En premier lieu, je ne dis pas que tout illuminé soit franc-maçon : je dis seulement que tous ceux que j'ai connus, en France surtout, l'étoient ; leur dogme fondamental est que le christianisme, tel que nous le connoissons aujourd'hui, n'est qu'une véritable loge-bleue faite pour le vulgaire ; mais qu'il dépend de [332] l'homme de désir de s'élever de grade en grade jusqu'aux connaissances sublimes, telles que les possédoient les premiers chrétiens qui étoient de véritables initiés. C'est ce que certains Allemands ont appelé le christianisme transcendantal. Cette doctrine est un mélange de platonisme, d'origénianisme et de philosophie hermétique, sur une base chrétienne.

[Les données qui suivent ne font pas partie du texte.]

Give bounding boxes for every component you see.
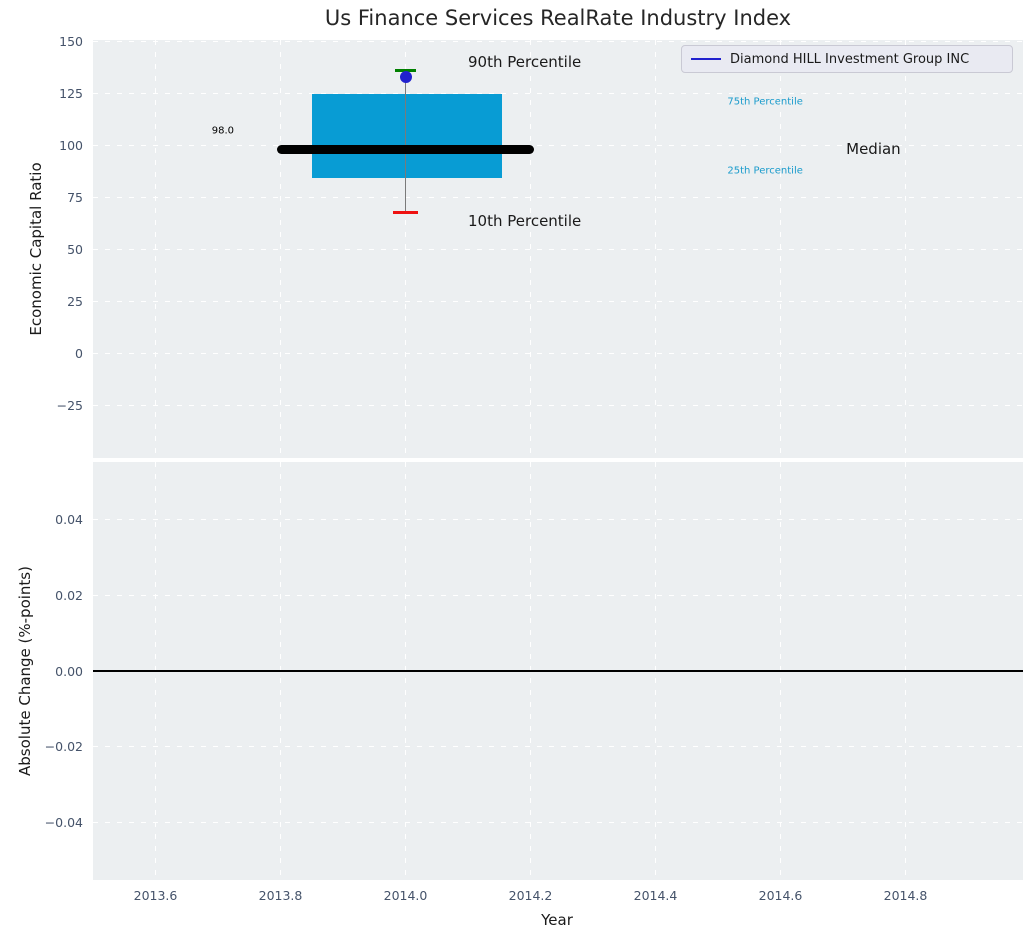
x-gridline — [154, 40, 157, 458]
x-gridline — [904, 40, 907, 458]
y-gridline — [93, 746, 1023, 748]
legend: Diamond HILL Investment Group INC — [681, 45, 1013, 73]
x-gridline — [654, 40, 657, 458]
annotation: 25th Percentile — [727, 165, 803, 177]
x-tick-label: 2013.6 — [133, 888, 178, 903]
y-gridline — [93, 40, 1023, 42]
x-tick-label: 2014.0 — [383, 888, 428, 903]
annotation: 90th Percentile — [468, 53, 582, 72]
median-line — [277, 145, 534, 155]
y-gridline — [93, 301, 1023, 303]
x-tick-label: 2014.8 — [883, 888, 928, 903]
y-tick-label: 75 — [67, 190, 83, 206]
x-gridline — [404, 40, 407, 458]
y-gridline — [93, 196, 1023, 199]
y-tick-label: 0.02 — [55, 587, 83, 603]
y-tick-label: −25 — [56, 398, 83, 414]
p90-cap — [395, 69, 416, 72]
x-gridline — [779, 40, 782, 458]
legend-line-swatch — [691, 57, 721, 61]
legend-label: Diamond HILL Investment Group INC — [730, 51, 970, 67]
x-gridline — [529, 40, 532, 458]
y-tick-label: 100 — [59, 137, 83, 153]
y-tick-label: 0 — [75, 346, 83, 362]
chart-title: Us Finance Services RealRate Industry In… — [324, 6, 792, 30]
y-tick-label: −0.02 — [44, 739, 83, 755]
y-tick-label: −0.04 — [44, 814, 83, 830]
annotation: 10th Percentile — [468, 212, 582, 231]
annotation: 75th Percentile — [727, 96, 803, 108]
x-tick-label: 2013.8 — [258, 888, 303, 903]
company-marker — [399, 70, 412, 83]
zero-line — [93, 670, 1023, 672]
y-gridline — [93, 144, 1023, 147]
y-tick-label: 150 — [59, 33, 83, 49]
y-gridline — [93, 405, 1023, 407]
y-tick-label: 125 — [59, 85, 83, 101]
x-gridline — [279, 40, 282, 458]
box-iqr — [311, 94, 503, 178]
y-gridline — [93, 353, 1023, 355]
y-gridline — [93, 92, 1023, 94]
y-tick-label: 25 — [67, 294, 83, 310]
y-tick-label: 0.04 — [55, 512, 83, 528]
p10-cap — [393, 210, 418, 214]
bottom-axes — [93, 462, 1023, 880]
whisker — [404, 70, 407, 213]
y-gridline — [93, 821, 1023, 824]
y-tick-label: 50 — [67, 242, 83, 258]
y-tick-label: 0.00 — [55, 663, 83, 679]
y-gridline — [93, 594, 1023, 596]
x-tick-label: 2014.2 — [508, 888, 553, 903]
annotation: 98.0 — [211, 125, 235, 137]
x-axis-label: Year — [541, 911, 573, 929]
x-tick-label: 2014.6 — [758, 888, 803, 903]
x-tick-label: 2014.4 — [633, 888, 678, 903]
top-axes: 90th Percentile 10th Percentile 75th Perce… — [93, 40, 1023, 458]
annotation: Median — [846, 139, 901, 158]
y-gridline — [93, 518, 1023, 521]
y-gridline — [93, 249, 1023, 251]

Les connoissances surnaturelles sont le grand but de leurs travaux et de leurs espérances ; ils ne doutent point qu'il ne soit possible à l'homme de se mettre en communication avec le monde spirituel, d'avoir un commerce avec les esprits et de découvrir ainsi les plus rares mystères.

Leur coutume invariable est de donner des noms extraordinaires aux choses les plus connues sous des noms consacrés : ainsi un homme pour eux est un mineur, et sa naissance, émancipation. Le péché originel s'appelle le crime primitif ; les actes de la puissance divine ou de ses agents dans l'univers s'appellent des bénédictions, et les peines infligées aux coupables, des pâtiments. Souvent je les ai tenus moi-même en pâtiment lorsqu'il m'arrivait de leur sou- [334] tenir que tout ce qu'ils disoient de vrai n'étoit que le catéchisme couvert de mots étranges.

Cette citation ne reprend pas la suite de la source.